Editorial  | 

Logística, una prioridad estratégica

Las cadenas de suministro ya no se miden solo en términos de eficiencia, sino también de resiliencia, seguridad y capacidad de adaptación.

Tras el estallido de la pandemia, la logística dejó de ser un elemento invisible de la economía para convertirse en una infraestructura crítica. La sucesión de crisis de los últimos años, con el foco ahora en Oriente Medio, ha puesto de manifiesto hasta qué punto el movimiento de mercancías es esencial para el funcionamiento de cualquier país.
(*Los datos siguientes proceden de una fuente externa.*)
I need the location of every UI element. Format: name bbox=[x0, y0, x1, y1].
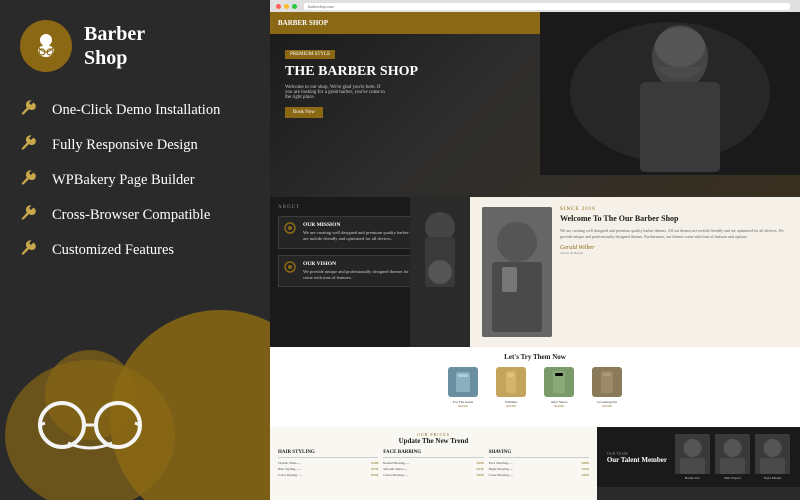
brand-name: Barber Shop bbox=[84, 22, 145, 70]
chrome-close[interactable] bbox=[276, 4, 281, 9]
feature-item-3: WPBakery Page Builder bbox=[20, 170, 250, 191]
product-price-2: $35.00 bbox=[491, 404, 531, 408]
feature-item-2: Fully Responsive Design bbox=[20, 135, 250, 156]
wrench-icon-5 bbox=[20, 240, 40, 261]
team-member-1: Barber Pro bbox=[675, 434, 710, 480]
welcome-section-label: SINCE 2016 bbox=[560, 207, 788, 212]
chrome-minimize[interactable] bbox=[284, 4, 289, 9]
pricing-shaving-title: SHAVING bbox=[489, 450, 589, 458]
feature-item-5: Customized Features bbox=[20, 240, 250, 261]
feature-item-4: Cross-Browser Compatible bbox=[20, 205, 250, 226]
pricing-hair-row-2: Hair Styling....... $25$ bbox=[278, 467, 378, 471]
pricing-face-row-2: Smooth Shave...... $25$ bbox=[383, 467, 483, 471]
mockup-products: Let's Try Them Now For The Gents $25.00 bbox=[270, 347, 800, 427]
product-price-4: $45.00 bbox=[587, 404, 627, 408]
feature-label-3: WPBakery Page Builder bbox=[52, 172, 195, 189]
pricing-hair-row-3: Color Dyeing...... $35$ bbox=[278, 473, 378, 477]
about-side-image bbox=[410, 197, 470, 347]
products-section-title: Let's Try Them Now bbox=[280, 353, 790, 361]
pricing-col-face: FACE BARBING Round Shaving..... $20$ Smo… bbox=[383, 450, 483, 479]
browser-chrome: barbershop.com bbox=[270, 0, 800, 12]
wrench-icon-1 bbox=[20, 100, 40, 121]
team-text: Our Team Our Talent Member bbox=[607, 451, 667, 464]
team-name-3: Style Master bbox=[755, 476, 790, 480]
pricing-hair-title: HAIR STYLING bbox=[278, 450, 378, 458]
feature-label-1: One-Click Demo Installation bbox=[52, 102, 220, 119]
hero-subtitle: Welcome to our shop, We're glad you're h… bbox=[285, 85, 385, 100]
vision-icon bbox=[284, 261, 298, 276]
welcome-image bbox=[482, 207, 552, 337]
team-member-2: Hair Expert bbox=[715, 434, 750, 480]
feature-label-4: Cross-Browser Compatible bbox=[52, 207, 210, 224]
welcome-signature: Gerald Wilber Owner & Barber bbox=[560, 245, 788, 255]
pricing-shaving-row-1: Face Shaving...... $30$ bbox=[489, 461, 589, 465]
wrench-icon-2 bbox=[20, 135, 40, 156]
product-price-1: $25.00 bbox=[443, 404, 483, 408]
pricing-face-row-1: Round Shaving..... $20$ bbox=[383, 461, 483, 465]
beard-decoration bbox=[0, 335, 190, 500]
right-panel: barbershop.com BARBER SHOP Home About Bl… bbox=[270, 0, 800, 500]
mission-icon bbox=[284, 222, 298, 237]
wrench-icon-4 bbox=[20, 205, 40, 226]
hero-badge: PREMIUM STYLE bbox=[285, 50, 335, 59]
hero-barber-image bbox=[540, 12, 800, 175]
pricing-shaving-row-3: Close Shaving..... $20$ bbox=[489, 473, 589, 477]
product-card-1: For The Gents $25.00 bbox=[443, 367, 483, 408]
team-photo-3 bbox=[755, 434, 790, 474]
pricing-face-row-3: Clean Shaving..... $30$ bbox=[383, 473, 483, 477]
left-panel: Barber Shop One-Click Demo Installation … bbox=[0, 0, 270, 500]
team-name-2: Hair Expert bbox=[715, 476, 750, 480]
product-image-3 bbox=[544, 367, 574, 397]
team-title: Our Talent Member bbox=[607, 456, 667, 464]
pricing-col-hair: HAIR STYLING Classic Trim...... $20$ Hai… bbox=[278, 450, 378, 479]
team-name-1: Barber Pro bbox=[675, 476, 710, 480]
hero-cta-button[interactable]: Book Now bbox=[285, 107, 323, 118]
wrench-icon-3 bbox=[20, 170, 40, 191]
hero-title: THE BARBER SHOP bbox=[285, 64, 418, 81]
welcome-description: We are creating well designed and premiu… bbox=[560, 228, 788, 240]
feature-label-2: Fully Responsive Design bbox=[52, 137, 198, 154]
team-photo-1 bbox=[675, 434, 710, 474]
mockup-content: BARBER SHOP Home About Blog Contact PREM… bbox=[270, 12, 800, 500]
product-card-3: After Shave $18.00 bbox=[539, 367, 579, 408]
product-image-4 bbox=[592, 367, 622, 397]
pricing-section-title: Update The New Trend bbox=[278, 437, 589, 445]
bottom-row: Our Prices Update The New Trend HAIR STY… bbox=[270, 427, 800, 500]
pricing-columns: HAIR STYLING Classic Trim...... $20$ Hai… bbox=[278, 450, 589, 479]
product-card-2: Trimmer $35.00 bbox=[491, 367, 531, 408]
team-photo-2 bbox=[715, 434, 750, 474]
welcome-signature-title: Owner & Barber bbox=[560, 251, 788, 255]
products-grid: For The Gents $25.00 Trimmer $35.00 bbox=[280, 367, 790, 408]
nav-brand: BARBER SHOP bbox=[278, 19, 328, 27]
mockup-about: ABOUT OUR MISSION We are creating well d… bbox=[270, 197, 470, 347]
pricing-hair-row-1: Classic Trim...... $20$ bbox=[278, 461, 378, 465]
welcome-title: Welcome To The Our Barber Shop bbox=[560, 214, 788, 224]
feature-label-5: Customized Features bbox=[52, 242, 174, 259]
mockup-welcome: SINCE 2016 Welcome To The Our Barber Sho… bbox=[470, 197, 800, 347]
pricing-shaving-row-2: Night Shaving..... $25$ bbox=[489, 467, 589, 471]
mockup-row2: ABOUT OUR MISSION We are creating well d… bbox=[270, 197, 800, 347]
chrome-maximize[interactable] bbox=[292, 4, 297, 9]
team-members: Barber Pro Hair Expert bbox=[675, 434, 790, 480]
brand-area: Barber Shop bbox=[20, 20, 250, 72]
feature-item-1: One-Click Demo Installation bbox=[20, 100, 250, 121]
team-member-3: Style Master bbox=[755, 434, 790, 480]
welcome-content: SINCE 2016 Welcome To The Our Barber Sho… bbox=[482, 207, 788, 337]
product-image-2 bbox=[496, 367, 526, 397]
product-price-3: $18.00 bbox=[539, 404, 579, 408]
hero-content: PREMIUM STYLE THE BARBER SHOP Welcome to… bbox=[285, 42, 418, 118]
brand-logo bbox=[20, 20, 72, 72]
features-list: One-Click Demo Installation Fully Respon… bbox=[20, 100, 250, 261]
mockup-pricing: Our Prices Update The New Trend HAIR STY… bbox=[270, 427, 597, 500]
pricing-face-title: FACE BARBING bbox=[383, 450, 483, 458]
pricing-col-shaving: SHAVING Face Shaving...... $30$ Night Sh… bbox=[489, 450, 589, 479]
product-image-1 bbox=[448, 367, 478, 397]
product-card-4: Grooming Kit $45.00 bbox=[587, 367, 627, 408]
welcome-text: SINCE 2016 Welcome To The Our Barber Sho… bbox=[560, 207, 788, 337]
mockup-hero: BARBER SHOP Home About Blog Contact PREM… bbox=[270, 12, 800, 197]
mockup-team: Our Team Our Talent Member Barber Pro bbox=[597, 427, 800, 487]
chrome-url-bar[interactable]: barbershop.com bbox=[304, 3, 790, 10]
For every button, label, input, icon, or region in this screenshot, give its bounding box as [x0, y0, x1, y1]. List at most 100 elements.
El Día Europeo de la Logística ha llegado este año en un contexto especialmente revelador. Las cadenas de suministro ya no se miden solo en términos de eficiencia, sino también de resiliencia, seguridad y capacidad de adaptación. En un entorno de aranceles crecientes, reconfiguración de rutas comerciales y volatilidad energética, la logística se ha convertido en un factor estratégico de primer orden.

Y en este escenario, España tiene una oportunidad evidente. Su posición geográfica la sitúa como una plataforma natural entre Europa, África y América. Sus puertos canalizan tráficos clave en el Mediterráneo y el Atlántico. Su red de infraestructuras permite articular conexiones terrestres con el continente. Y su tejido empresarial logístico ha demostrado capacidad para operar en mercados complejos y competitivos. Pero la geografía, por sí sola, no convierte a un país en potencia logística. Para dar ese salto, hace falta visión.

España sigue sin contar con una estrategia logística definida como país. La planificación avanza de forma fragmentada, las inversiones no siempre responden a una lógica integrada y la coordinación entre modos de transporte continúa siendo una asignatura pendiente. La intermodalidad, tantas veces invocada, sigue encontrando barreras que limitan su desarrollo real. A ello se suman los déficits conocidos: conexiones ferroviarias insuficientes con los puertos, cuellos de botella en determinados corredores, falta de áreas logísticas bien dimensionadas y una presión regulatoria que, en ocasiones, no facilita la competitividad del sector.

En un mundo donde las cadenas de suministro se están redefiniendo, donde las empresas buscan diversificar riesgos y donde la logística gana peso como factor de competitividad, España puede jugar un papel relevante. Pero para hacerlo necesita algo más que ventajas naturales. Necesita convertir la logística en una prioridad estratégica.